Les démons ont le son des cloches en horreur; à sa seule audition, ils laissent tomber les sorcières sur les chemins du sabbat, puis ils s’enfuient. Les cloches ont donc bien le pouvoir de chasser le tonnerre, les orages, les tempêtes et de purifier l’air de toute présence infernale. […] Dans le même temps – et c’est là l’essentiel –, les cloches détiennent le pouvoir de convoquer les anges […]. On sonne les cloches, précisait pour sa part Jean-Baptiste Thiers, « pour inviter les anges à se joindre aux prières des fidèles » […]. En plein cœur du XIXe siècle, le bronze des cloches proclame encore leurs vertus protectrices. Celles-ci sont inscrites sur les instruments anciens et sont gravées sur les cloches neuves. « Fugo fulmina » (« Je chasse les orages »), lit-on sur celle de Vebret (Cantal) […]. Un bourdon fabriqué pour l’église Saint-Étienne de Périgueux en 1863 porte l’inscription : « daemones fugo ». (Corbin 1994, 171–173)

La cérémonie dite du « baptême des cloches » était chose tout à fait courante au 19e siècle et se pratique encore de nos jours avant qu’une cloche ne soit placée dans le clocher33. La bénédiction du métal en fait un objet sacré, le singularisant de tous les autres. Suivant Schiller, d’Indy exploite ce thème et investit la cloche d’un rôle symbolique supérieur, sans que son œuvre soit une œuvre religieuse.

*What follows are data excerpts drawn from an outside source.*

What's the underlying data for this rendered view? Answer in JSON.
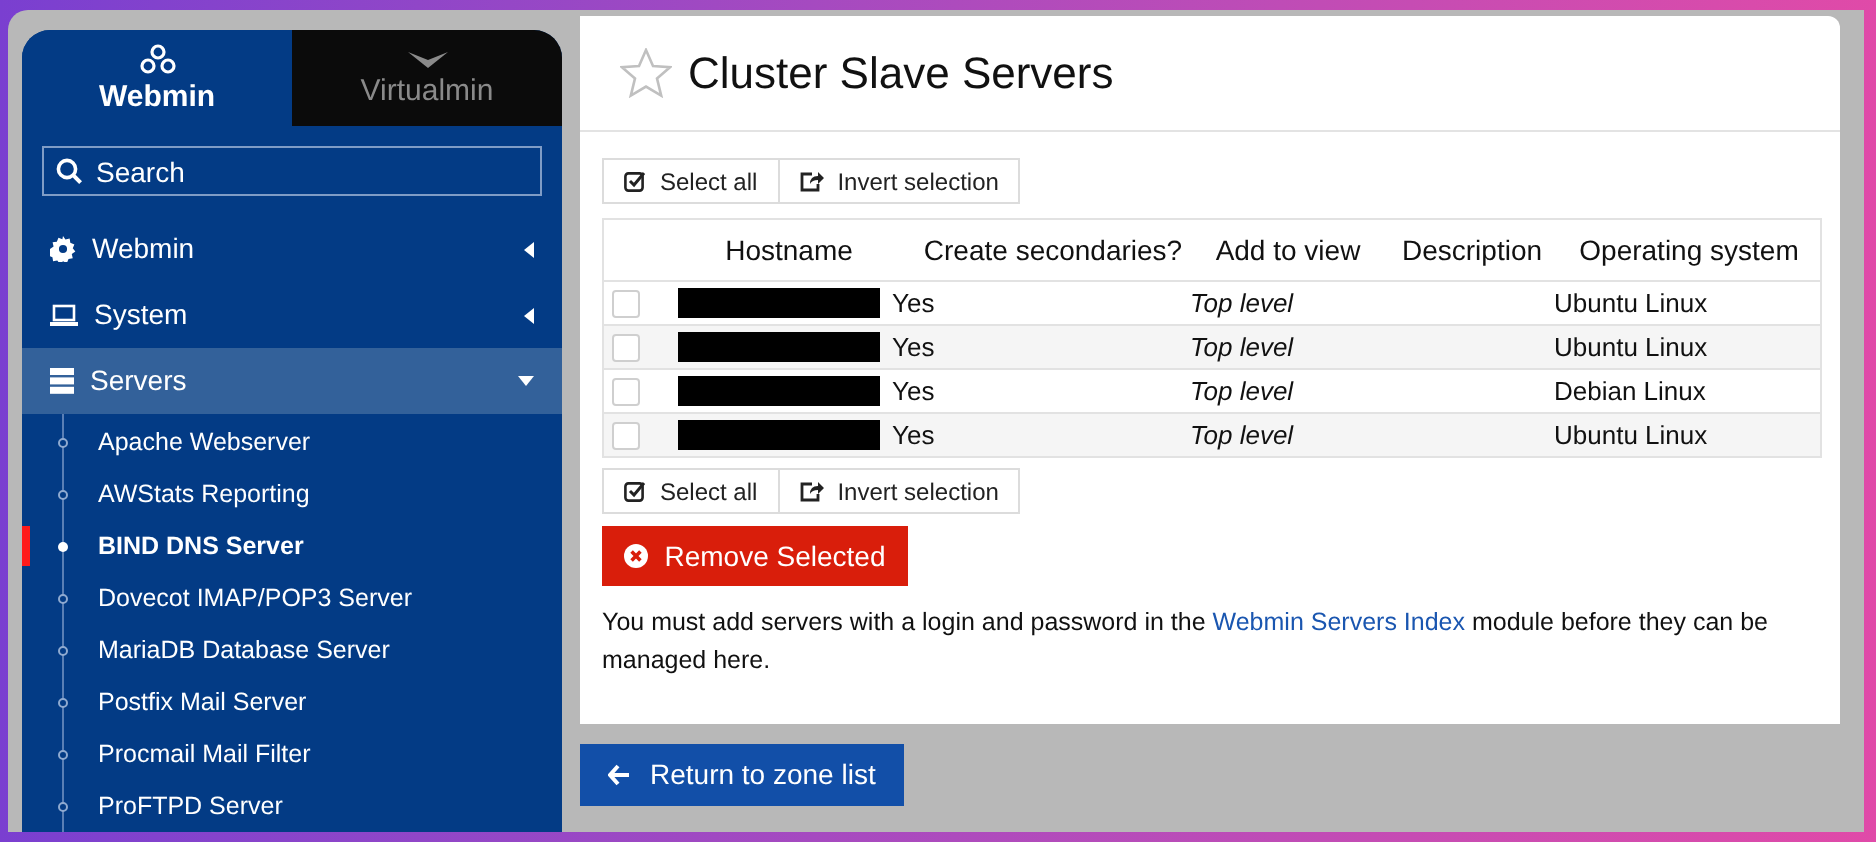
{
  "sidebar": {
    "tabs": [
      {
        "label": "Webmin",
        "selected": true
      },
      {
        "label": "Virtualmin",
        "selected": false
      }
    ],
    "search": {
      "placeholder": "Search"
    },
    "sections": [
      {
        "label": "Webmin",
        "expanded": false
      },
      {
        "label": "System",
        "expanded": false
      },
      {
        "label": "Servers",
        "expanded": true,
        "children": [
          {
            "label": "Apache Webserver",
            "selected": false
          },
          {
            "label": "AWStats Reporting",
            "selected": false
          },
          {
            "label": "BIND DNS Server",
            "selected": true
          },
          {
            "label": "Dovecot IMAP/POP3 Server",
            "selected": false
          },
          {
            "label": "MariaDB Database Server",
            "selected": false
          },
          {
            "label": "Postfix Mail Server",
            "selected": false
          },
          {
            "label": "Procmail Mail Filter",
            "selected": false
          },
          {
            "label": "ProFTPD Server",
            "selected": false
          }
        ]
      }
    ]
  },
  "page": {
    "title": "Cluster Slave Servers",
    "favorite": false,
    "select_buttons": [
      "Select all",
      "Invert selection"
    ],
    "table": {
      "columns": [
        "Hostname",
        "Create secondaries?",
        "Add to view",
        "Description",
        "Operating system"
      ],
      "rows": [
        {
          "checked": false,
          "hostname_redacted": true,
          "create_secondaries": "Yes",
          "add_to_view": "Top level",
          "os": "Ubuntu Linux"
        },
        {
          "checked": false,
          "hostname_redacted": true,
          "create_secondaries": "Yes",
          "add_to_view": "Top level",
          "os": "Ubuntu Linux"
        },
        {
          "checked": false,
          "hostname_redacted": true,
          "create_secondaries": "Yes",
          "add_to_view": "Top level",
          "os": "Debian Linux"
        },
        {
          "checked": false,
          "hostname_redacted": true,
          "create_secondaries": "Yes",
          "add_to_view": "Top level",
          "os": "Ubuntu Linux"
        }
      ]
    },
    "select_buttons_bottom": [
      "Select all",
      "Invert selection"
    ],
    "remove_button": "Remove Selected",
    "note": {
      "before": "You must add servers with a login and password in the",
      "link": "Webmin Servers Index",
      "after": "module before they can be managed here."
    }
  },
  "return_button": "Return to zone list"
}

À ce propos, Stéphane Giocanti note :

Si Vincent d’Indy n’est pas l’auteur d’une musique religieuse au sens courant ou clairement identifiable, c’est donc parce qu’il a choisi de confier à son œuvre profane le sens religieux et théologique qui guida sa vie, c’est parce que son inspiration est alimentée par le sacré, et qu’il tient à respecter la spécificité (et le sanctuaire) de la liturgie. Par là, il montre une appartenance caractéristique au dix-neuvième siècle français; un siècle ouvert par Le Génie du Christianisme de François-René de Chateaubriand. (Giocanti 2006, 261)

Le chant de la cloche

Le caractère civilisateur de la cloche est enfin possible grâce à son « chant ». D’Indy s’est efforcé en effet de signifier que l’instrument ne produit pas un son quelconque, un bruit ou un brouhaha cacophonique, mais un véritable chant. Le titre de l’œuvre lyrique est en ce sens déjà révélateur. Et les cloches y ont tantôt de « belles voix », tantôt des « accents joyeux » (D’Indy 1924, « Prologue » et « Baptême »), prenant même la parole dans le quatrième tableau. Dans le poème de Schiller, la cloche a une « bouche », le métal une « voix » (Schiller 1854, 36 et 45).

Sans cette voix qui chante, nulle harmonie ne semble possible. L’attention portée à ces sons recoupe ce que Corbin souligne dans son étude : « L’harmonie des cloches apparaît garante de celle de la communauté. » (Corbin 1994, 136) Il ajoute l’exemple suivant :

Les habitants de Pommereux, commune du pays de Bray, sont honorés de posséder la cloche fondue en 1833, sur la place, près de l’école communale, en face de la forge; parce qu’elle a un « son particulier […], sa voix tremblotante porte involontairement à l’émotion »34. (Corbin 1994, 136)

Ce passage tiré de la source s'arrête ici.